Btw never do that. You’re supposed to put vinegar on it, that way the jellyfish tastes way better.
Jellyfish isn’t exactly a delight to eat anyway. Barely has any flavor at all and feels like you’re eating partially dissolved leather.
You need to marinade it, so you need some chilli as well.
If you need to marinade it to get any flavor out of it, at that point why even bother? You’re just eating marinade. At least marinaded chicken tastes like chicken. Marinated jellyfish tastes like seasoned plastic bags.
How dare you! Seasoned plastic bags are a delicacy where I come from! 😤
ocean hippie 😊
I’ve seen Asian supermarkets selling jellyfish, I guess it was flavoured in some way. Never got to try it though.
FTR, don’t pee on a Jellyfish sting, you’re basically dumping sewer water onto an open wound by doing that
I’m convinced the only reason this myth exists is because writers with a pee fetish were trying to come up with a way to shoe horn it into a story.
Fresh urine is supposed to be sterile, unless you got a serious problem, anyways.
That’s a myth.
From wikipedia:
Bacteria and pathogens
Urine is not sterile, not even in the bladder.[21][22] In the urethra, epithelial cells lining the urethra are colonized by facultatively anaerobic Gram-negative rod and cocci bacteria.[23] One study conducted in Nigeria isolated a total of 77 distinct bacterial strains from 100 healthy children (ages 5–11) as well as 39 strains from 33 cow urine samples, a considerable amount being pathogens.[24]

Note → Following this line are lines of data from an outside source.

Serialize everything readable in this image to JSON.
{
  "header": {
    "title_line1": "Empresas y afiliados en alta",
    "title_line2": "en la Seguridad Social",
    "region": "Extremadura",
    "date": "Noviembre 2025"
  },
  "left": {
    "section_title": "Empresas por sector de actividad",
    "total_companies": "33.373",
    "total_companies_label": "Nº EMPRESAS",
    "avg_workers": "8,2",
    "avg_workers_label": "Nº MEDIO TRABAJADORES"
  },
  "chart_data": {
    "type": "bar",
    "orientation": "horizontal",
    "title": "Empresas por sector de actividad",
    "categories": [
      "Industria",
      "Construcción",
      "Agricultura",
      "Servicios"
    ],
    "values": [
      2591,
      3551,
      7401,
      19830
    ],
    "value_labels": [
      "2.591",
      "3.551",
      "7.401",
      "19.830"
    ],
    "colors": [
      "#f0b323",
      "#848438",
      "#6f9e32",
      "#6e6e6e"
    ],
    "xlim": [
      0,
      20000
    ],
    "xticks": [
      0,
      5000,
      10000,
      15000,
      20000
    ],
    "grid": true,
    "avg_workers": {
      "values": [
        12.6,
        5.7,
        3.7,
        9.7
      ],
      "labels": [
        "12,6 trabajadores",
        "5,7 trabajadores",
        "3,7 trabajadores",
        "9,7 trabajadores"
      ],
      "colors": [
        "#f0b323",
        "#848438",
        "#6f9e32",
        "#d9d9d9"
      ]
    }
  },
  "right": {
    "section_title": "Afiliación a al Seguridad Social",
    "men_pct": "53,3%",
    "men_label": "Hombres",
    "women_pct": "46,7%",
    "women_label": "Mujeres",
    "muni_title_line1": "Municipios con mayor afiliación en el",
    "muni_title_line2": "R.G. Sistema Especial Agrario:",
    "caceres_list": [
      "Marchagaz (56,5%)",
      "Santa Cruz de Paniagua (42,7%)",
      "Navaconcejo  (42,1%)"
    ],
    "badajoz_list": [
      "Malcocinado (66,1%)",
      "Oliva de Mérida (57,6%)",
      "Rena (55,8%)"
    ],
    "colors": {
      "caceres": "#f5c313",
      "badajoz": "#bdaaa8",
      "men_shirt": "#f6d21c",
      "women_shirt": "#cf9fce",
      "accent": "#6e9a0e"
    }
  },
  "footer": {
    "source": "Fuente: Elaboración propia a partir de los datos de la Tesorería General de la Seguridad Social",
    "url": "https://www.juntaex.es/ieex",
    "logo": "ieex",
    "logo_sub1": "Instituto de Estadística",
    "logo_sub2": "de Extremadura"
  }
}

But what if I just like the taste?
ಠ_ಠ
Ok, thanks for the note.
Apparently, fresh urine is not completely sterile, but almost sterile.
In the german Wikipedia, it says:Da auch die untere Harnröhre nicht völlig keimfrei ist, enthält Urin beim Austritt bis zu 10.000 Keime pro Milliliter. Allerdings sind diese in der Regel gesundheitlich unbedenklich und indizieren in dieser geringen Konzentration insbesondere keine Antibiothika-Therapie.[65][66] Zum Vergleich: Speichel enthält rund 100 Millionen Keime pro Milliliter.[67]
Translation: “Basically, urine contains 10^4 germs per millilitre. That’s very low count, considering saliva contains 10^8 germs per millilitre. […]”
(Translation by me)
I got that wrong in my head. Probably, everything is only almost sterile, not completely sterile, except if you look at another planet. But for practical purposes, the number of germs is often negligible.
Apparently, they used to pee on each other’s wounds in earlier times to disinfect wounds. Since pee was much closer to being sterile than anything else they had access to. So that’s where this thought comes from. (Source: Someone told me this years ago.)
I feel like this misconception is because of the survival tactic of drinking piss over sea water. It’s not sterile, just more edible than sea water.
So this is why it wasn’t working. People were doing it wrong. You supposed to piss on the jelly.
I saw Piss On the Jelly when they toured with Gwar in '93. Good times.
Surprised Gwar was still touring in 93. Did they put spikes with armor on their walkers?
They were touring when I was in college in roughly 2010. One of the more entertaining things I read in the school newspaper was a headline that read something like “Intergalactic Crackheads From Outer Space Set to Invade Collegetownname”
So, now you need our upright urination and directable excretion skills.
You need to meet the right girl.
Apparently don’t pee on it. Today I learned.
Now the meme needs a new title: “Dave! I’ve been stung by a Jellyfish! Quick, get the credit card!” goes on to buy another burger
Thanks! Can you see the stingers with the naked eye to pull them out? I thought they were microscopic.
I wonder if something like a vacuum would work.
Here is an alternative Piped link(s):
Mayo Clinic Minute: What to do if stung by a jellyfish?
Piped is a privacy-respecting open-source alternative frontend to YouTube.
I’m open-source; check me out at GitHub.
I wouldn’t put my dick so close to that.